O motorista que ganhou a ação apresentou emails nos quais era cobrado pela empresa quando ficava alguns dias sem usar o sistema. Para Roesler, isso demonstra a não eventualidade, pois, a cobrança demonstra que o motorista não pode escolher ficar alguns dias sem trabalhar por meio do aplicativo.
A Uber informou que vai recorrer da decisão e disse que o entendimento é isolado, além de contrariar acórdão do TRT (Tribunal Regional do Trabalho) do Rio Grande do Sul.
"Os motoristas parceiros não são empregados e nem prestam serviço à Uber, eles são profissionais independentes que contratam a tecnologia de intermediação digital oferecida pela empresa por meio do aplicativo", diz a empresa.

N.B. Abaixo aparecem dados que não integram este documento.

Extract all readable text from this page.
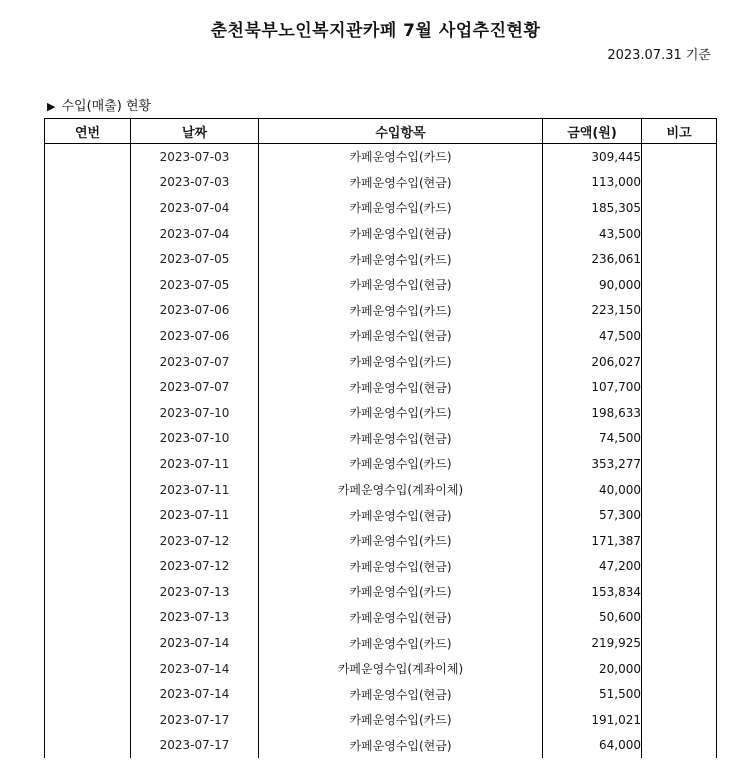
춘천북부노인복지관카페 7월 사업추진현황
2023.07.31 기준
▶ 수입(매출) 현황
연번	날짜	수입항목	금액(원)	비고
	2023-07-03	카페운영수입(카드)	309,445	
	2023-07-03	카페운영수입(현금)	113,000	
	2023-07-04	카페운영수입(카드)	185,305	
	2023-07-04	카페운영수입(현금)	43,500	
	2023-07-05	카페운영수입(카드)	236,061	
	2023-07-05	카페운영수입(현금)	90,000	
	2023-07-06	카페운영수입(카드)	223,150	
	2023-07-06	카페운영수입(현금)	47,500	
	2023-07-07	카페운영수입(카드)	206,027	
	2023-07-07	카페운영수입(현금)	107,700	
	2023-07-10	카페운영수입(카드)	198,633	
	2023-07-10	카페운영수입(현금)	74,500	
	2023-07-11	카페운영수입(카드)	353,277	
	2023-07-11	카페운영수입(계좌이체)	40,000	
	2023-07-11	카페운영수입(현금)	57,300	
	2023-07-12	카페운영수입(카드)	171,387	
	2023-07-12	카페운영수입(현금)	47,200	
	2023-07-13	카페운영수입(카드)	153,834	
	2023-07-13	카페운영수입(현금)	50,600	
	2023-07-14	카페운영수입(카드)	219,925	
	2023-07-14	카페운영수입(계좌이체)	20,000	
	2023-07-14	카페운영수입(현금)	51,500	
	2023-07-17	카페운영수입(카드)	191,021	
	2023-07-17	카페운영수입(현금)	64,000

No início de fevereiro, a 5º Turma do TST considerou que a flexibilidade do trabalho impedia o enquadramento tradicional de vínculo de emprego.
O ministro Douglas Alencar, relator do caso, afirmou, no julgamento, que "essa nova realidade de emprego" não pode ser enquadrada no conceitos clássicos de funcionário e empregador, mas que é necessário haver uma legislação que garanta proteção social a esses trabalhadores.